In general, I want to dislike neatly-packaged "programs" that lead to "results."  For instance:  Dave Ramsey.  He seems so slick.  Almost like some kind of snake-oil salesman.  All the little slogans - it just seemed like groupthink.  But then I read the book, and my previous church started running his program.  And dang it.  It works.  His principles (which are really just the sound personal financial planning that we no longer learn from family or in school) help people get out of lethal debt and manage their finances so they can faithfully give.  I really didn't want it to work.  But it does.  I've used the debt snowball myself to great effect, and currently only owe student loans and my mortgage.

Another program I loved to hate was Couch to 5K.  This is super-straightforward.  It's a program of walking/jogging that promises to get you to running a 5K by the end of nine weeks.  It entails three weekly workouts that take no longer than 30 minutes.  I've seen people talking about it for years.  But I scoffed.  And I seemed to think that somehow, magically, I would just get in shape without having to start somewhere.

For a year after the birth of each of my children, I have taken a drug called domperidone to help me be able to nurse them more fully.  Along with a delightful herbal tea, domperidone has been a lifesaver for me.  But the ugly side effect of domperidone is increased appetite and inability to lose weight.  And boy, did each of those nasty effects hit me like a ton of bricks.

My pattern with both kids has been:  I lose almost all the weight I gained in pregnancy within eight or ten weeks of birth.  Then, because of the domperidone, I gain it all back (and then some) over the course of the baby's first year.  I stop taking the drug after baby's first birthday and realize that I've got some serious work to get back to a healthy size.

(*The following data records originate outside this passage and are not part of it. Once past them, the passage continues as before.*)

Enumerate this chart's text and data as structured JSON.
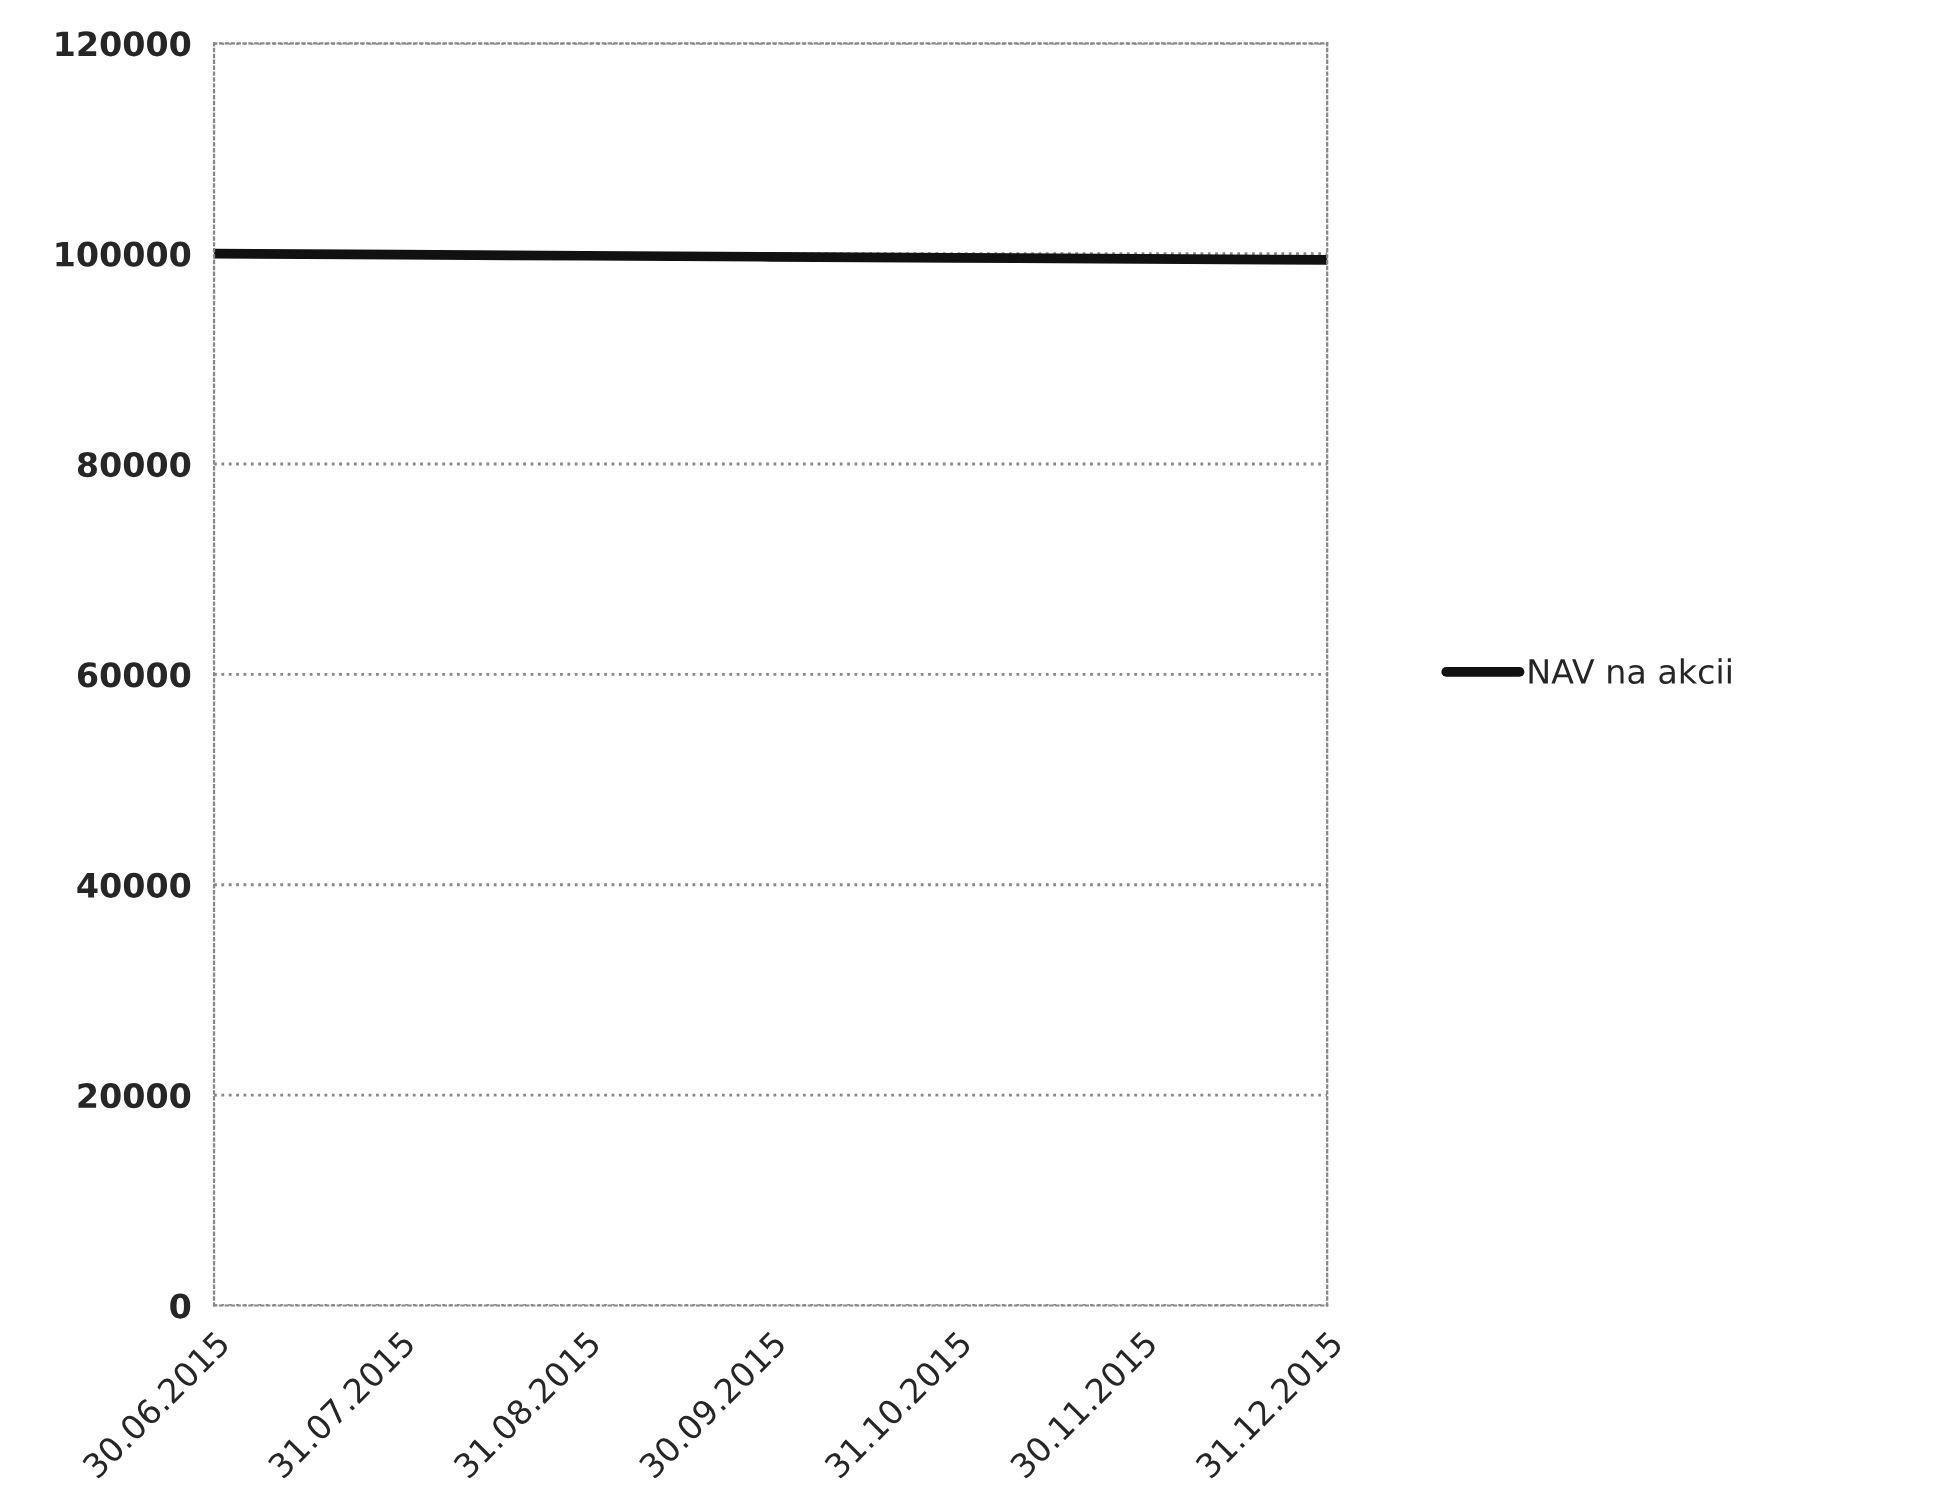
{
  "chart_data": {
    "type": "line",
    "categories": [
      "30.06.2015",
      "31.07.2015",
      "31.08.2015",
      "30.09.2015",
      "31.10.2015",
      "30.11.2015",
      "31.12.2015"
    ],
    "series": [
      {
        "name": "NAV na akcii",
        "color": "#111111",
        "values": [
          100000,
          99900,
          99800,
          99700,
          99600,
          99500,
          99400
        ]
      }
    ],
    "ylim": [
      0,
      120000
    ],
    "yticks": [
      0,
      20000,
      40000,
      60000,
      80000,
      100000,
      120000
    ],
    "grid": "y",
    "legend": "right",
    "marker": "none",
    "line_style": "solid"
  }
}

So here I am three days after Todd's first birthday:  as big as I have ever been, even fully pregnant with either of my kids.

I realized, looking at that picture, that I needed to get serious - and fast - about getting fit.  I needed to get over my suspicion of a program like Couch to 5K.  So I jumped in.  I started the program.  I mapped the runs into a neat chart so that I could mark off finished workouts.  I breezed through the first week.  The second and third weeks took a little more effort, but I got it done.  I had bad foot and ankle pain that was immediately remedied by getting fitted for new shoes and inserts at our amazing neighborhood running store.  I found a super-duper sweet double jogging stroller on Craigslist for $85 and am now a dedicated Baby Jogger brand snob.  I was feeling really good about my progress, jogging with the kids on weekends, with the dog on my day off, and on our walking track at church during my lunch break.

And then I hit week 5, day 3:  walk 5, jog 20.  Twenty minutes of uninterrupted jogging proved to be really, really difficult for me.  I had to re-attempt probably two or three times before I was successful.  Weeks 7 and 8 really slowed me down.  We are getting into jogging pretty long portions:  25-28 minutes.  I will admit that I still have not finished the program! The final week is three workouts of walking 5 minutes, jogging 30 minutes.  I still can't quite do it.  But I work at it.  I jog 2-3 times per week.  And I feel amazing.

And I've lost a little over 20 pounds, to boot.  This is not the end of my "after" story, because I still have a long way to go.  This is really just the end of the beginning!  It's the beginning of me getting over my pride and my ridiculous objections to simple programs that encourage fitness.  I hope, if you're on the ledge, you can get over it too!